Die Bewertung basiert auf der Anzahl der Übereinstimmungen mit Stamm, aber es gibt auch einen eingebauten Koeffizienten, der die Punktzahl für Übereinstimmungen relativ zur Gesamtfeldlänge (ohne Stoppwörter) anpasst. Wenn Ihr längerer Text relevantere Wörter für eine Suchanfrage enthält, trägt dies zur Punktzahl bei. Längerer Text, der nicht zu einer Suchanfrage passt, verringert die Punktzahl.
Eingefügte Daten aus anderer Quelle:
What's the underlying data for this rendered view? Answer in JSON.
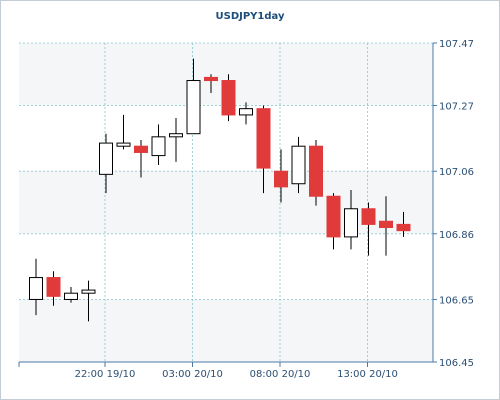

Ausschnitt aus dem Quellcode von MongoDB 3.2 auf GitHub (src/mongo/db/fts/fts_spec.cpp ):

   for (ScoreHelperMap::const_iterator i = terms.begin(); i != terms.end(); ++i) {
        const string& term = i->first;
        const ScoreHelperStruct& data = i->second;

        // in order to adjust weights as a function of term count as it
        // relates to total field length. ie. is this the only word or
        // a frequently occuring term? or does it only show up once in
        // a long block of text?

        double coeff = (0.5 * data.count / numTokens) + 0.5;

        // if term is identical to the raw form of the
        // field (untokenized) give it a small boost.
        double adjustment = 1;
        if (raw.size() == term.length() && raw.equalCaseInsensitive(term))
            adjustment += 0.1;

        double& score = (*docScores)[term];
        score += (weight * data.freq * coeff * adjustment);
        verify(score <= MAX_WEIGHT);
    }
}

Erstellen Sie einige Testdaten, um die Wirkung des Längenkoeffizienten an einem sehr einfachen Beispiel zu sehen:

db.articles.insert([
    { headline: "Rock" },
    { headline: "Rocks" },
    { headline: "Rock paper" },
    { headline: "Rock paper scissors" },
])

db.articles.createIndex({ "headline": "text"})

db.articles.find(
    { $text: { $search: "rock" }},
    { _id:0, headline:1, score: { $meta: "textScore" }}
).sort({ score: { $meta: "textScore" }})

Kommentierte Ergebnisse:

// Exact match of raw term to indexed field
// Coefficent is 1, plus 0.1 bonus for identical match of raw term
{
  "headline": "Rock",
  "score": 1.1
}

// Match of stemmed term to indexed field ("rocks" stems to "rock")
// Coefficent is 1
{
  "headline": "Rocks",
  "score": 1
}

// Two terms, one matching
// Coefficient is 0.75: (0.5 * 1 match / 2 terms) + 0.5
{
  "headline": "Rock paper",
  "score": 0.75
}

// Three terms, one matching
// Coefficient is 0.66: (0.5 * 1 match / 3 terms) + 0.5
{
  "headline": "Rock paper scissors",
  "score": 0.6666666666666666
}